Sir Alexander Campbell Mackkenzie (geb. Edinburgh, 22. August 1847 - gest. London, 28. April 1935)

Konzert für Violine und Orchester cis-Moll, op 32

Vorwort Die Violine spielte schon immer eine bedeutsame Rolle im Leben des schottischen Komponisten Sir Alexander Campbell Mackenzie. Sein Vater Alexander Mackenzie sah als Prinzipalgeiger und Leiter der Kapelle am Theatre Royal in Edinburgh für seinen ältesten Sohn eine ähnliche Laufbahn vor. Zu weiteren Studien wurde er daher 1857 nach Schwarzburg-Sondershausen geschickt, wo er vom dortigen Konzertmeister unterrichtet wurde und recht bald als 2. Geiger im herzoglichen Orchester aufrückte. Hier machte er die Bekanntschaft mit Franz Liszt, der von Weimar kommend des öfteren Proben abhielt. Nach seiner Rückkehr 1862 setzte er sein Studium mit der Hilfe des begehrten King’s Scholarship Stipendiums an der Londoner Royal Academy of Music fort. Während seiner dreijährigen Ausbildungszeit betätigte er sich abends als Berufsmusiker in Theatern und Orchester-Konzerten. Eine kurze Karriere als Lehrer führte ihn sodann zurück nach Edinburgh. Besonderes Ansehen erwarb er sich durch seine 1874 einsetzende Mitarbeit an den dortigen Classical Chamber Concerts. In der Zwischenzeit war die Komposition zum Zentrum seines Schaffens geworden. Sein Werkkatalog umfasst fünf Opern, Kantaten, Orchester-stücke, vier Kammermusikwerke und zahlreiche Kompositionen für Klavier sowie über 100 Lieder. Die großen Verdienste, die sich Mackenzie um die britische Musik erwarb, brachten ihm insgesamt sieben Ehrendoktorwürden u. a. so honoriger Universitäten wie Cambridge und Oxford ein. 1895 hob Queen Victoria ihn in den Adelsstand, hinzu kamen weitere Auszeichnungen europäischer Monarchen. Dass ein Kulturträger von der Bedeutung eines Alexander Campbell Mackenzie dem Vergessen anheim fallen konnte, wäre wohl zu seinen Lebzeiten undenkbar gewesen. Erst mit dem Aufkommen der „Second English Renaissance“ mit Edward Elgar, Ralph Vaughan Williams und Gustav Holst als Exponenten waren seine Werke einer Konkurrenz ausgesetzt, der sie nicht standzuhalten vermochten. Zudem fokussierte die musikalische Heroengeschichtsschreibung den Blick auf die herausragenden Geistesgrößen und verzerrte damit das Geschichtsbewusstsein für seine Epoche. Erst seit den 1990er-Jahren beginnt dank der Arbeit einer jungen Generation von Forschern und Interpreten, die sich der Wiederaufnahme des spätromantischen Repertoires verschrieben hat, ein Umdenkungs - und Umwertungsprozess. 1997 spielte der Violinvirtuose Malcolm Stewart Mackenzies Violin-Konzert für das Label Hyperion ein.
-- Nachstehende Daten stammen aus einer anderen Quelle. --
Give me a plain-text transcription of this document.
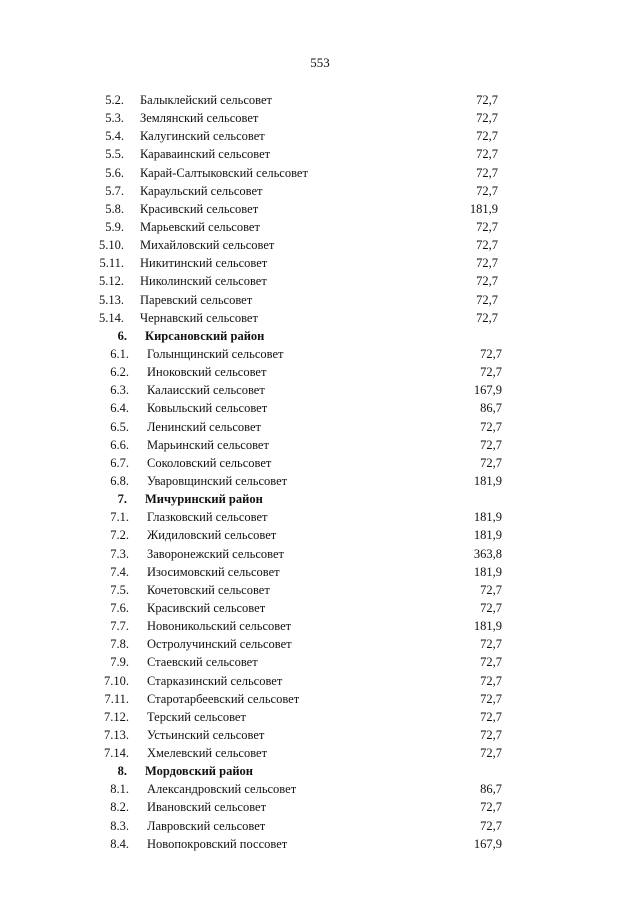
553
5.2. Балыклейский сельсовет	72,7
5.3. Землянский сельсовет	72,7
5.4. Калугинский сельсовет	72,7
5.5. Караваинский сельсовет	72,7
5.6. Карай-Салтыковский сельсовет	72,7
5.7. Караульский сельсовет	72,7
5.8. Красивский сельсовет	181,9
5.9. Марьевский сельсовет	72,7
5.10. Михайловский сельсовет	72,7
5.11. Никитинский сельсовет	72,7
5.12. Николинский сельсовет	72,7
5.13. Паревский сельсовет	72,7
5.14. Чернавский сельсовет	72,7
6. Кирсановский район
6.1. Голынщинский сельсовет	72,7
6.2. Иноковский сельсовет	72,7
6.3. Калаисский сельсовет	167,9
6.4. Ковыльский сельсовет	86,7
6.5. Ленинский сельсовет	72,7
6.6. Марьинский сельсовет	72,7
6.7. Соколовский сельсовет	72,7
6.8. Уваровщинский сельсовет	181,9
7. Мичуринский район
7.1. Глазковский сельсовет	181,9
7.2. Жидиловский сельсовет	181,9
7.3. Заворонежский сельсовет	363,8
7.4. Изосимовский сельсовет	181,9
7.5. Кочетовский сельсовет	72,7
7.6. Красивский сельсовет	72,7
7.7. Новоникольский сельсовет	181,9
7.8. Остролучинский сельсовет	72,7
7.9. Стаевский сельсовет	72,7
7.10. Старказинский сельсовет	72,7
7.11. Старотарбеевский сельсовет	72,7
7.12. Терский сельсовет	72,7
7.13. Устьинский сельсовет	72,7
7.14. Хмелевский сельсовет	72,7
8. Мордовский район
8.1. Александровский сельсовет	86,7
8.2. Ивановский сельсовет	72,7
8.3. Лавровский сельсовет	72,7
8.4. Новопокровский поссовет	167,9
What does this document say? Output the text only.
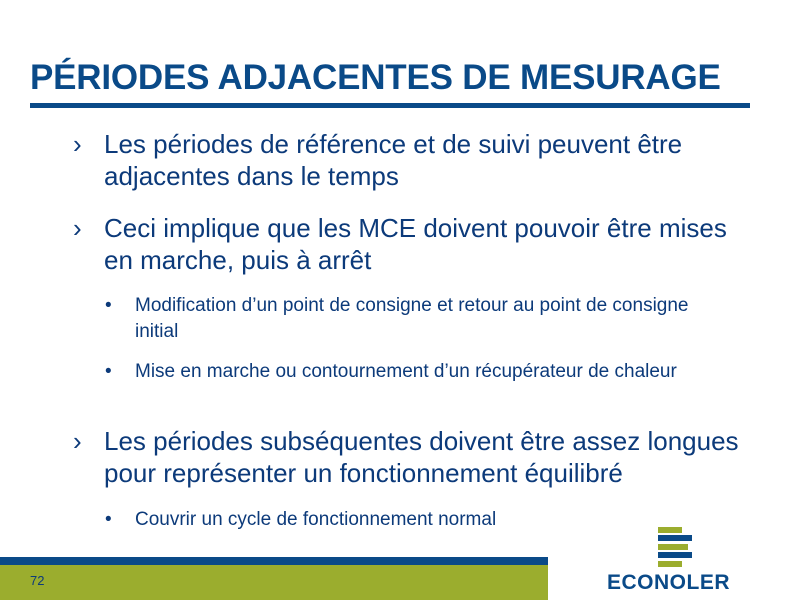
PÉRIODES ADJACENTES DE MESURAGE
› Les périodes de référence et de suivi peuvent être adjacentes dans le temps
› Ceci implique que les MCE doivent pouvoir être mises en marche, puis à arrêt
• Modification d’un point de consigne et retour au point de consigne initial
• Mise en marche ou contournement d’un récupérateur de chaleur
› Les périodes subséquentes doivent être assez longues pour représenter un fonctionnement équilibré
• Couvrir un cycle de fonctionnement normal
72	ECONOLER
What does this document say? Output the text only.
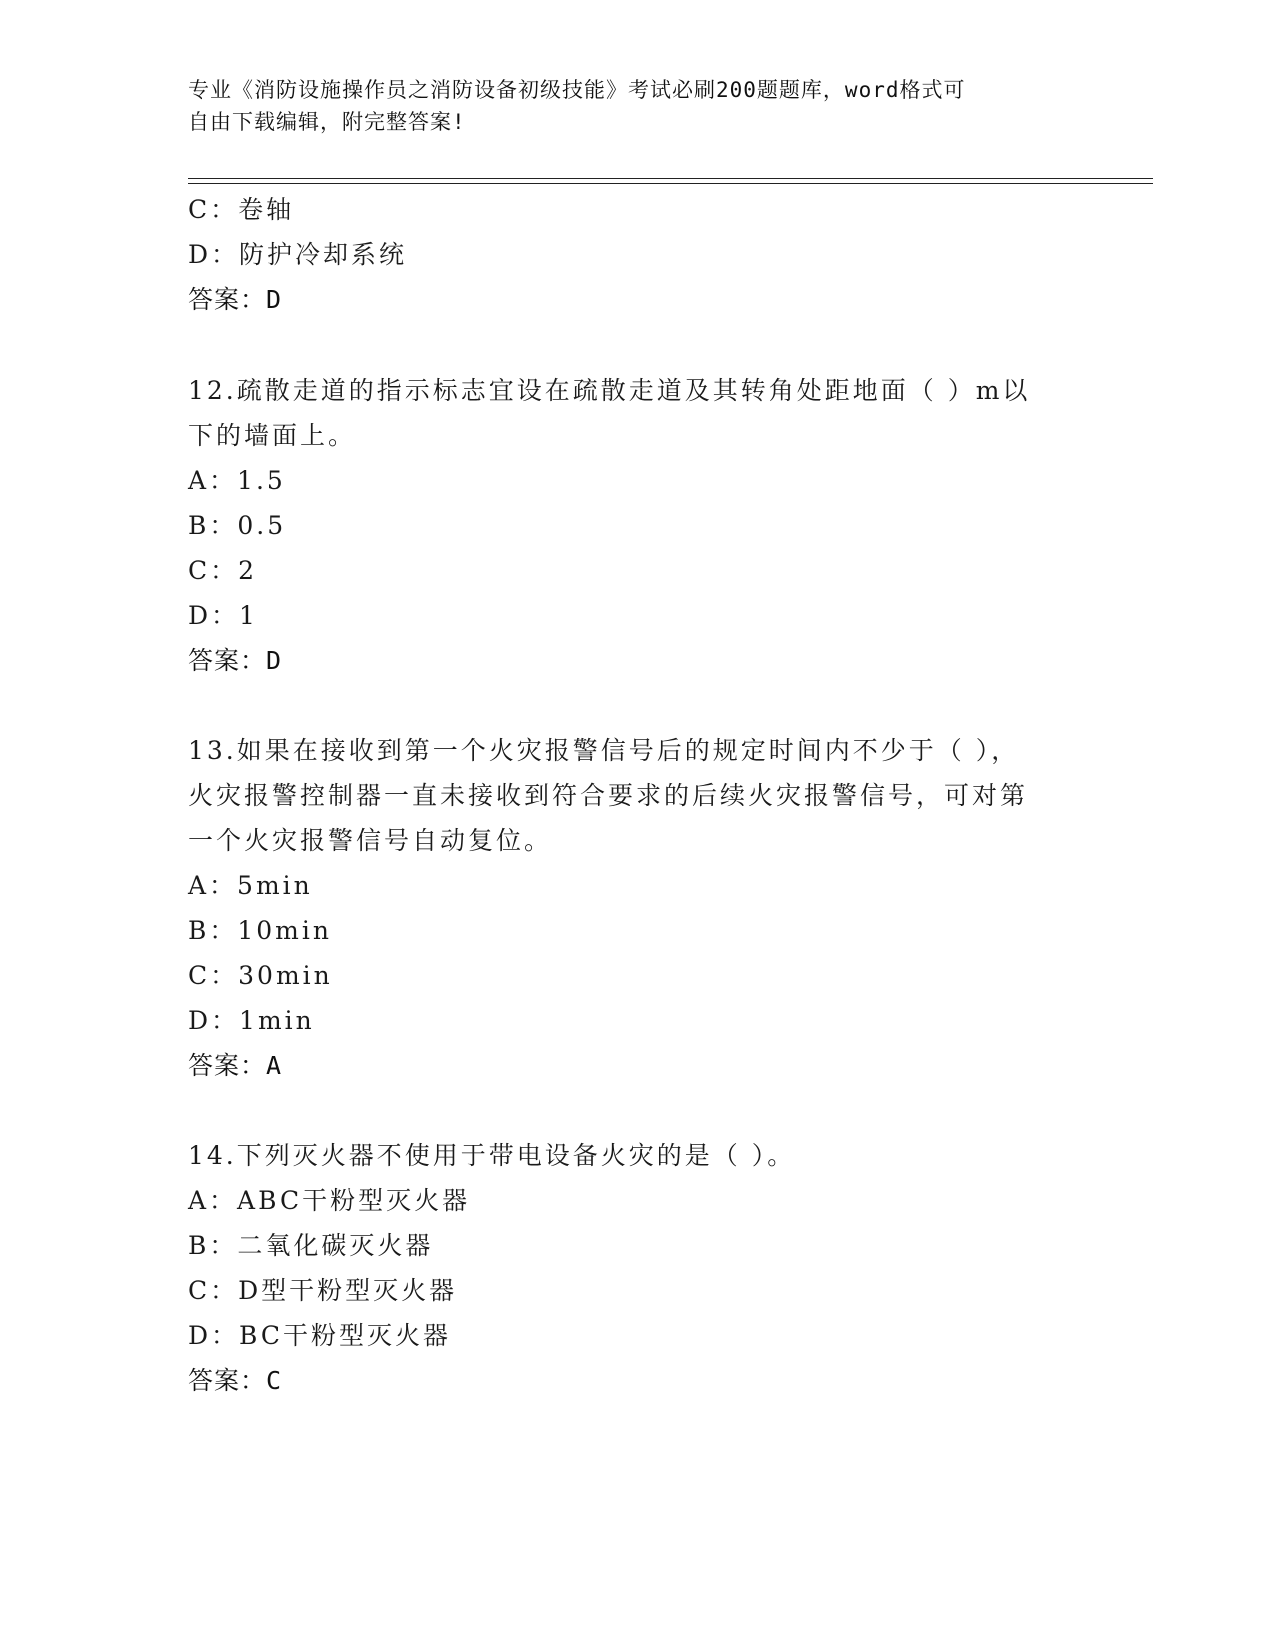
专业《消防设施操作员之消防设备初级技能》考试必刷200题题库，word格式可
自由下载编辑，附完整答案!
C：卷轴
D：防护冷却系统
答案：D
12.疏散走道的指示标志宜设在疏散走道及其转角处距地面（ ）m以
下的墙面上。
A：1.5
B：0.5
C：2
D：1
答案：D
13.如果在接收到第一个火灾报警信号后的规定时间内不少于（ ），
火灾报警控制器一直未接收到符合要求的后续火灾报警信号，可对第
一个火灾报警信号自动复位。
A：5min
B：10min
C：30min
D：1min
答案：A
14.下列灭火器不使用于带电设备火灾的是（ ）。
A：ABC干粉型灭火器
B：二氧化碳灭火器
C：D型干粉型灭火器
D：BC干粉型灭火器
答案：C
Auch wenn für Mackenzie letztlich die Komposition zum eigentlichen Arbeitsfeld wurde, verlor er nie die besondere Affinität zu „seinem“ Instrument - die Violine. 1884 erreichte ihn eine Anfrage der Kommission des Birmingham Music Festival, für das Folgejahr ein Violinkonzert zu schreiben. Zunächst war ein Chorstück Ausgangspunkt der Verhandlungen, doch hielten Mackenzie die bereits begonnenen Arbeiten an dem Oratorium The Rose of Sharon sowie am ersten Akt seiner zweiten großen Oper The Troubadour davon ab, zuzustimmen. Aber ein musikalisches Projekt ohne Librettisten realisieren zu können enthob Mackenzie von den Schwierigkeiten, die sich üblicherweise aus der Zusammenarbeit mit Textern ergaben, weshalb man sich auf ein reines Instrumentalstück einigen konnte. Mitte Juni begann er mit ersten Entwürfen unweit von Florenz, wo er sich des wärmeren Klimas wegen 1879 nach einem gesundheitlichen Zusammenbruch niedergelassen hatte. Binnen Monatsfrist waren die ersten beiden Sätze skizziert, dennoch benötigte er bis zur Vollendung fünf weitere. Gerade der Schlusssatz gab ihm die meisten Probleme auf. Zudem verzögerten weitere Unterbrechungen die Fertigstellung, wie die England- Reise im Oktober 1884 anlässlich der Uraufführung seines Oratoriums in Norwich, einem Werk, das ihm größten Erfolg bescherte und den künstlerischen Wendepunkt in Mackenzies Karriere markierte. Der Zeitdruck, das Violinkonzert nun fertig zu stellen, verschärfte sich mit der Sorge, einen Solisten für die Premiere zu engagieren. Zunächst schrieb Mackenzie im November 1884 an Joseph Joachim, erhielt aber keine sofortige Antwort. Einige Wochen später ließ er einen zweiten Brief mit den Kopien der ersten beiden Sätze sowie dem Versprechen folgen, den dritten in der nächsten Woche zu beenden. Dennoch sagte Joachim auch nach längerem Zaudern nicht zu, was allerdings keinerlei Rückschlüsse auf die Qualität des Werks zulässt. Schon Antonín Dvořák wurde ähnlich behandelt und dieser musste auf die abschlägige Replik sogar über zwei Jahre warten. Letztlich übernahm Pablo de Sarasate den Solopart, ungeachtet der verkürzten Vorbereitungszeit. Hatte Mackenzie das Konzert anfänglich Joachim zu dedizieren gedacht, widmete er es nunmehr dem ihm persönlich völlig unbekannten Sarasate.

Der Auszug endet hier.